Six months after taking up her post, Britain’s representative in the Cayman Islands told CNS that she is “not worried” at this stage about the risk of Cayman falling foul of public finance legislation and the UK stepping in if, as expected, public spending exceeds CI$1 billion in both 2024 and 2025
Speaking to CNS this week, the governor said that budgeting was “always a challenge” and it was about “balancing priorities and resources”. But she said that the Cayman Islands now has a solid track record over its finances and she had no reason to worry because the UK has seen that Cayman has managed its finances well.
She also revealed that at this point, the UK and Cayman governments are not discussing changes to the Public Management and Finance Law. This includes the Framework for Fiscal Responsibility, which sets the parameters for British Overseas Territories’ annual spending plans, such as net debt ratios and cash balances.

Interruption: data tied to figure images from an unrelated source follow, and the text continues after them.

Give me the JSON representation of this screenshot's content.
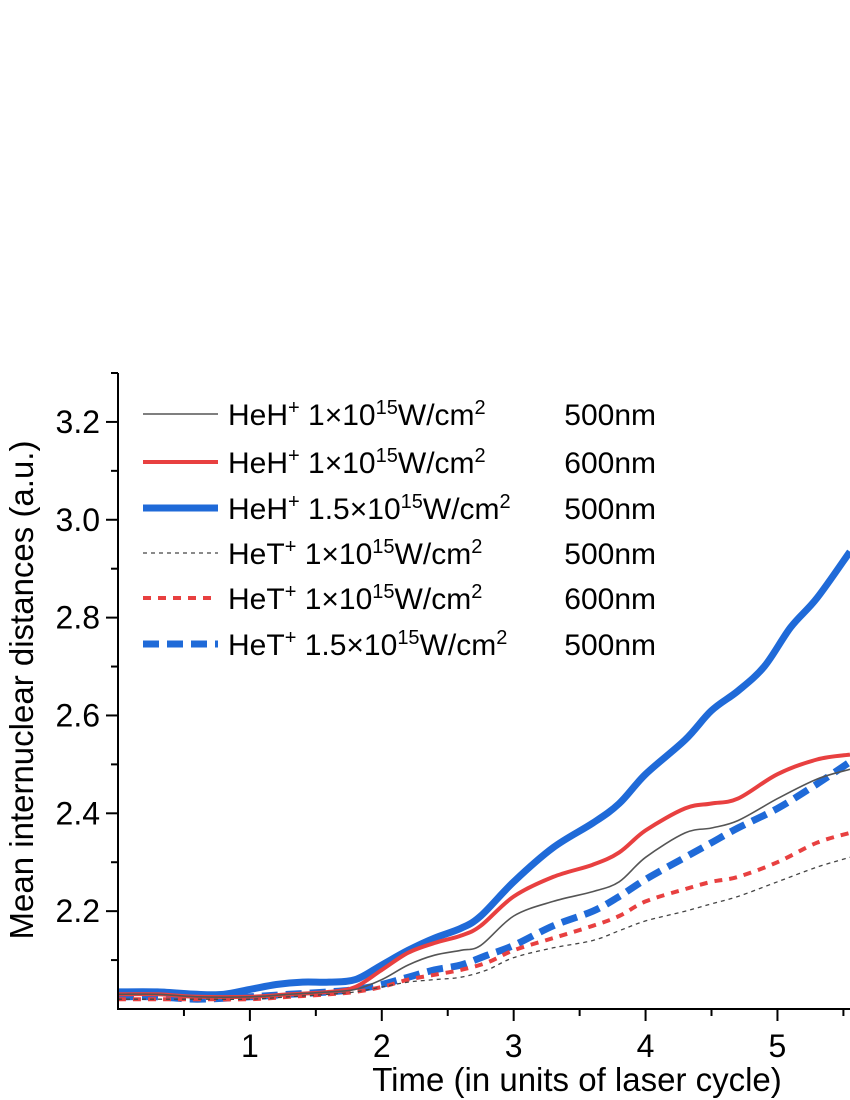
{
  "chart_data": {
    "type": "line",
    "xlabel": "Time (in units of laser cycle)",
    "ylabel": "Mean internuclear distances (a.u.)",
    "xlim": [
      0,
      5.55
    ],
    "ylim": [
      2.0,
      3.3
    ],
    "xticks": [
      1,
      2,
      3,
      4,
      5
    ],
    "yticks": [
      2.2,
      2.4,
      2.6,
      2.8,
      3.0,
      3.2
    ],
    "xtick_labels": [
      "1",
      "2",
      "3",
      "4",
      "5"
    ],
    "ytick_labels": [
      "2.2",
      "2.4",
      "2.6",
      "2.8",
      "3.0",
      "3.2"
    ],
    "legend_position": "top-left",
    "grid": false,
    "series": [
      {
        "name": "HeH+ 1×10^15W/cm^2 500nm",
        "legend": {
          "species": "HeH",
          "charge": "+",
          "intensity_base": "1×10",
          "intensity_exp": "15",
          "unit": "W/cm",
          "unit_exp": "2",
          "wavelength": "500nm"
        },
        "color": "#555555",
        "width": 1.6,
        "dash": "",
        "x": [
          0,
          0.3,
          0.6,
          1.0,
          1.3,
          1.6,
          1.8,
          2.0,
          2.2,
          2.4,
          2.6,
          2.75,
          3.0,
          3.3,
          3.6,
          3.8,
          4.0,
          4.3,
          4.5,
          4.7,
          5.0,
          5.3,
          5.55
        ],
        "y": [
          2.03,
          2.03,
          2.025,
          2.025,
          2.03,
          2.035,
          2.04,
          2.06,
          2.09,
          2.11,
          2.12,
          2.13,
          2.19,
          2.22,
          2.24,
          2.26,
          2.31,
          2.36,
          2.37,
          2.385,
          2.43,
          2.47,
          2.49
        ]
      },
      {
        "name": "HeH+ 1×10^15W/cm^2 600nm",
        "legend": {
          "species": "HeH",
          "charge": "+",
          "intensity_base": "1×10",
          "intensity_exp": "15",
          "unit": "W/cm",
          "unit_exp": "2",
          "wavelength": "600nm"
        },
        "color": "#e84040",
        "width": 4,
        "dash": "",
        "x": [
          0,
          0.3,
          0.6,
          1.0,
          1.3,
          1.6,
          1.8,
          2.0,
          2.2,
          2.4,
          2.6,
          2.75,
          3.0,
          3.3,
          3.6,
          3.8,
          4.0,
          4.3,
          4.5,
          4.7,
          5.0,
          5.3,
          5.55
        ],
        "y": [
          2.03,
          2.03,
          2.025,
          2.025,
          2.03,
          2.035,
          2.045,
          2.08,
          2.115,
          2.135,
          2.15,
          2.17,
          2.23,
          2.27,
          2.295,
          2.32,
          2.365,
          2.41,
          2.42,
          2.43,
          2.48,
          2.51,
          2.52
        ]
      },
      {
        "name": "HeH+ 1.5×10^15W/cm^2 500nm",
        "legend": {
          "species": "HeH",
          "charge": "+",
          "intensity_base": "1.5×10",
          "intensity_exp": "15",
          "unit": "W/cm",
          "unit_exp": "2",
          "wavelength": "500nm"
        },
        "color": "#1f6ad8",
        "width": 7,
        "dash": "",
        "x": [
          0,
          0.3,
          0.6,
          0.8,
          1.0,
          1.2,
          1.4,
          1.6,
          1.8,
          2.0,
          2.2,
          2.4,
          2.6,
          2.75,
          3.0,
          3.3,
          3.6,
          3.8,
          4.0,
          4.3,
          4.5,
          4.7,
          4.9,
          5.1,
          5.3,
          5.55
        ],
        "y": [
          2.035,
          2.035,
          2.03,
          2.03,
          2.04,
          2.05,
          2.055,
          2.055,
          2.06,
          2.09,
          2.12,
          2.145,
          2.165,
          2.19,
          2.26,
          2.33,
          2.38,
          2.42,
          2.48,
          2.55,
          2.61,
          2.65,
          2.7,
          2.78,
          2.84,
          2.935
        ]
      },
      {
        "name": "HeT+ 1×10^15W/cm^2 500nm",
        "legend": {
          "species": "HeT",
          "charge": "+",
          "intensity_base": "1×10",
          "intensity_exp": "15",
          "unit": "W/cm",
          "unit_exp": "2",
          "wavelength": "500nm"
        },
        "color": "#444444",
        "width": 1.3,
        "dash": "4 4",
        "x": [
          0,
          0.3,
          0.6,
          1.0,
          1.3,
          1.6,
          1.8,
          2.0,
          2.2,
          2.4,
          2.6,
          2.8,
          3.0,
          3.3,
          3.6,
          3.8,
          4.0,
          4.3,
          4.5,
          4.7,
          5.0,
          5.3,
          5.55
        ],
        "y": [
          2.02,
          2.02,
          2.02,
          2.02,
          2.025,
          2.03,
          2.035,
          2.045,
          2.055,
          2.06,
          2.065,
          2.08,
          2.105,
          2.125,
          2.14,
          2.16,
          2.18,
          2.2,
          2.215,
          2.23,
          2.26,
          2.29,
          2.31
        ]
      },
      {
        "name": "HeT+ 1×10^15W/cm^2 600nm",
        "legend": {
          "species": "HeT",
          "charge": "+",
          "intensity_base": "1×10",
          "intensity_exp": "15",
          "unit": "W/cm",
          "unit_exp": "2",
          "wavelength": "600nm"
        },
        "color": "#e84040",
        "width": 4,
        "dash": "8 7",
        "x": [
          0,
          0.3,
          0.6,
          1.0,
          1.3,
          1.6,
          1.8,
          2.0,
          2.2,
          2.4,
          2.6,
          2.8,
          3.0,
          3.3,
          3.6,
          3.8,
          4.0,
          4.3,
          4.5,
          4.7,
          5.0,
          5.3,
          5.55
        ],
        "y": [
          2.02,
          2.02,
          2.02,
          2.02,
          2.025,
          2.03,
          2.035,
          2.045,
          2.06,
          2.07,
          2.08,
          2.095,
          2.12,
          2.145,
          2.17,
          2.19,
          2.22,
          2.245,
          2.26,
          2.27,
          2.3,
          2.34,
          2.36
        ]
      },
      {
        "name": "HeT+ 1.5×10^15W/cm^2 500nm",
        "legend": {
          "species": "HeT",
          "charge": "+",
          "intensity_base": "1.5×10",
          "intensity_exp": "15",
          "unit": "W/cm",
          "unit_exp": "2",
          "wavelength": "500nm"
        },
        "color": "#1f6ad8",
        "width": 7,
        "dash": "16 8",
        "x": [
          0,
          0.3,
          0.6,
          1.0,
          1.3,
          1.6,
          1.8,
          2.0,
          2.2,
          2.4,
          2.6,
          2.8,
          3.0,
          3.3,
          3.6,
          3.8,
          4.0,
          4.3,
          4.5,
          4.7,
          5.0,
          5.3,
          5.55
        ],
        "y": [
          2.025,
          2.025,
          2.02,
          2.025,
          2.03,
          2.035,
          2.04,
          2.05,
          2.065,
          2.08,
          2.09,
          2.11,
          2.13,
          2.17,
          2.2,
          2.23,
          2.265,
          2.31,
          2.34,
          2.37,
          2.41,
          2.46,
          2.505
        ]
      }
    ]
  }
}
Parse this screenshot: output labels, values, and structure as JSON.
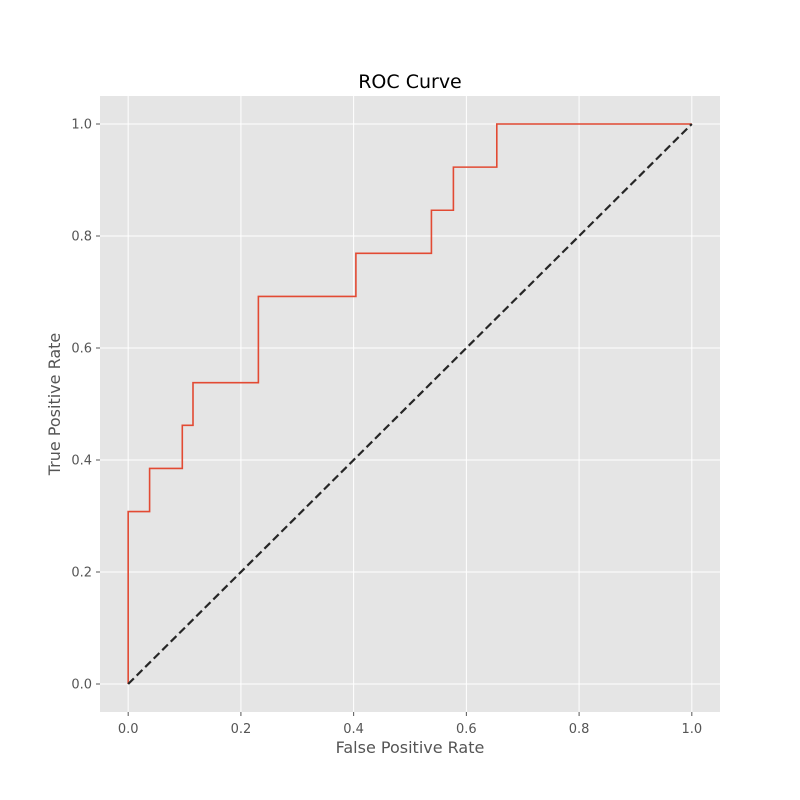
{
  "chart_data": {
    "type": "line",
    "title": "ROC Curve",
    "xlabel": "False Positive Rate",
    "ylabel": "True Positive Rate",
    "xlim": [
      -0.05,
      1.05
    ],
    "ylim": [
      -0.05,
      1.05
    ],
    "x_ticks": [
      "0.0",
      "0.2",
      "0.4",
      "0.6",
      "0.8",
      "1.0"
    ],
    "y_ticks": [
      "0.0",
      "0.2",
      "0.4",
      "0.6",
      "0.8",
      "1.0"
    ],
    "grid": true,
    "legend": "none",
    "series": [
      {
        "style": "solid",
        "color": "#e24a33",
        "x": [
          0.0,
          0.0,
          0.038,
          0.038,
          0.096,
          0.096,
          0.115,
          0.115,
          0.231,
          0.231,
          0.404,
          0.404,
          0.538,
          0.538,
          0.577,
          0.577,
          0.654,
          0.654,
          1.0
        ],
        "y": [
          0.0,
          0.308,
          0.308,
          0.385,
          0.385,
          0.462,
          0.462,
          0.538,
          0.538,
          0.692,
          0.692,
          0.769,
          0.769,
          0.846,
          0.846,
          0.923,
          0.923,
          1.0,
          1.0
        ]
      },
      {
        "style": "dashed",
        "color": "#262626",
        "x": [
          0.0,
          1.0
        ],
        "y": [
          0.0,
          1.0
        ]
      }
    ],
    "colors": {
      "plot_background": "#e5e5e5",
      "grid": "#ffffff",
      "tick_text": "#555555"
    }
  }
}
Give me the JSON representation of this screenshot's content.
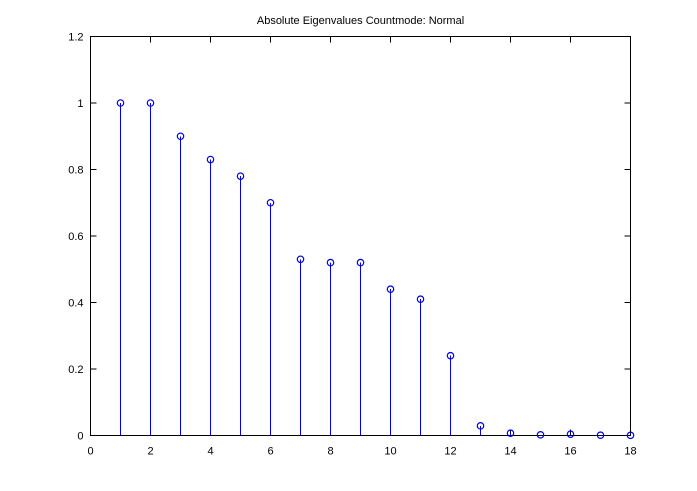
{
  "figure": {
    "background": "#ffffff"
  },
  "chart_data": {
    "type": "stem",
    "title": "Absolute Eigenvalues Countmode: Normal",
    "xlabel": "",
    "ylabel": "",
    "x": [
      1,
      2,
      3,
      4,
      5,
      6,
      7,
      8,
      9,
      10,
      11,
      12,
      13,
      14,
      15,
      16,
      17,
      18
    ],
    "values": [
      1.0,
      1.0,
      0.9,
      0.83,
      0.78,
      0.7,
      0.53,
      0.52,
      0.52,
      0.44,
      0.41,
      0.24,
      0.029,
      0.007,
      0.002,
      0.004,
      0.001,
      0.0005
    ],
    "xlim": [
      0,
      18
    ],
    "ylim": [
      0,
      1.2
    ],
    "xticks": [
      0,
      2,
      4,
      6,
      8,
      10,
      12,
      14,
      16,
      18
    ],
    "xtick_labels": [
      "0",
      "2",
      "4",
      "6",
      "8",
      "10",
      "12",
      "14",
      "16",
      "18"
    ],
    "yticks": [
      0,
      0.2,
      0.4,
      0.6,
      0.8,
      1,
      1.2
    ],
    "ytick_labels": [
      "0",
      "0.2",
      "0.4",
      "0.6",
      "0.8",
      "1",
      "1.2"
    ],
    "grid": false,
    "box": true,
    "legend": null,
    "marker": "open-circle",
    "colors": {
      "stem": "#0000EE",
      "axis": "#000000",
      "text": "#000000",
      "background": "#ffffff"
    }
  }
}
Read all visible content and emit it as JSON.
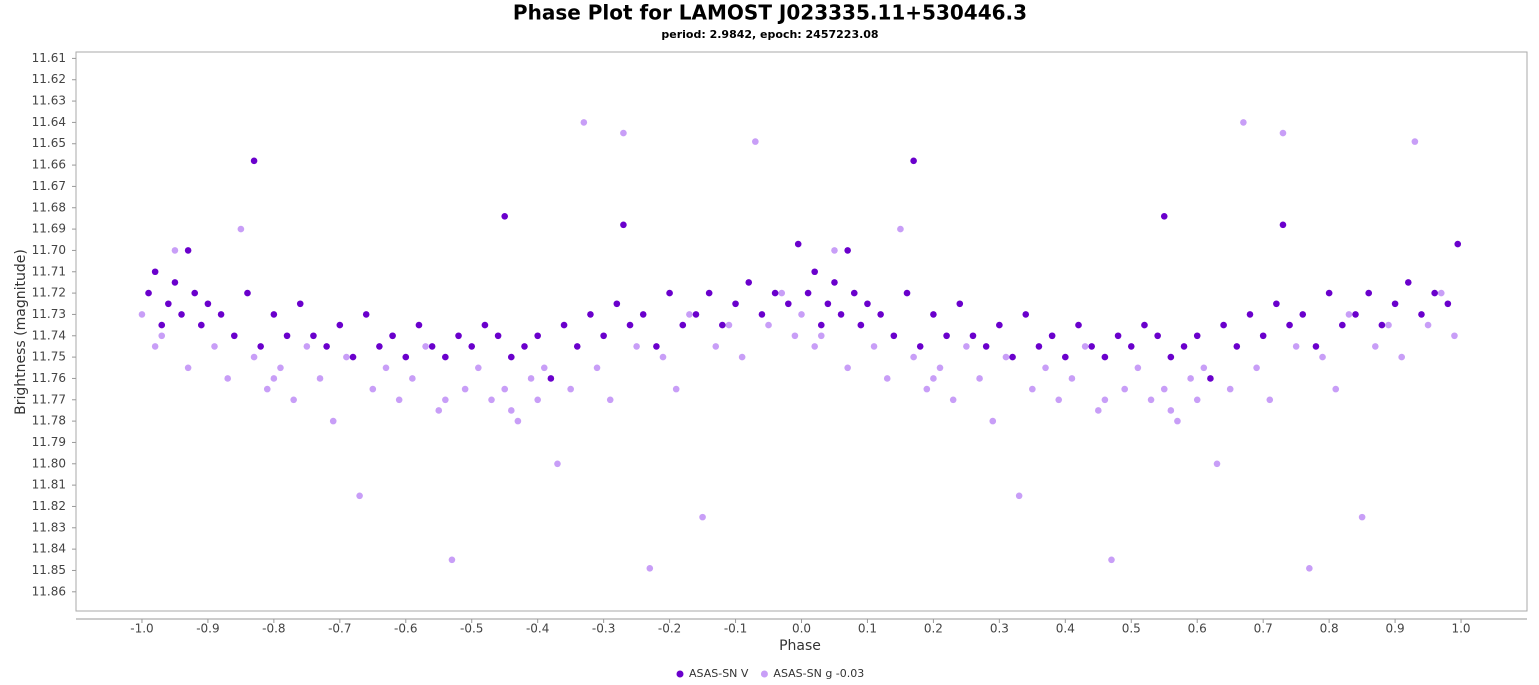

However, Owen said that she was not opposed to that potential conversation. She said she would be willing to facilitate the talks because conversations about these issues are worth having, especially in connection with the environmental challenges that Cayman will face.
In recent months, Premier Wayne Panton has broached the idea of renegotiating some of the FFR limits to help Cayman navigate the costly mitigation measures that will be needed to protect the islands from rising sea levels, rising temperatures and more potentially dangerous storms. The climate policy sets out ambitious goals that will not be easy to meet without significant investment.
“We need to balance development with environmental concerns,” the governor said, adding that this is not unique to Cayman and even the UK is facing challenges in the face of climate change.
Owen offered her full support to help this jurisdiction tackle the specific challenges it faces, “which you can see every day”. The governor said she appreciated the issues Cayman will have to deal with as it balances the needs of a growing economy with the consequences of climate change for these low-lying islands. But she said the UK was fully committed to supporting Cayman through the challenges.
Not all of that support will be financial, the governor noted, as the UK will be offering technical expertise as well. She pointed to the research work going on in the deep sea, support with risk assessments and the recent positive move by Cayman to join the Blue Belt Programme. Cayman has already benefited to the tune of more than $5 million from the Darwin Initiative for a variety of important research, she added.
The governor said that Britain will be taking a delegation of BOT representatives to the UN Climate Change Conference (COP28), which will take place from 30 November until 12 December in the United Arab Emirates.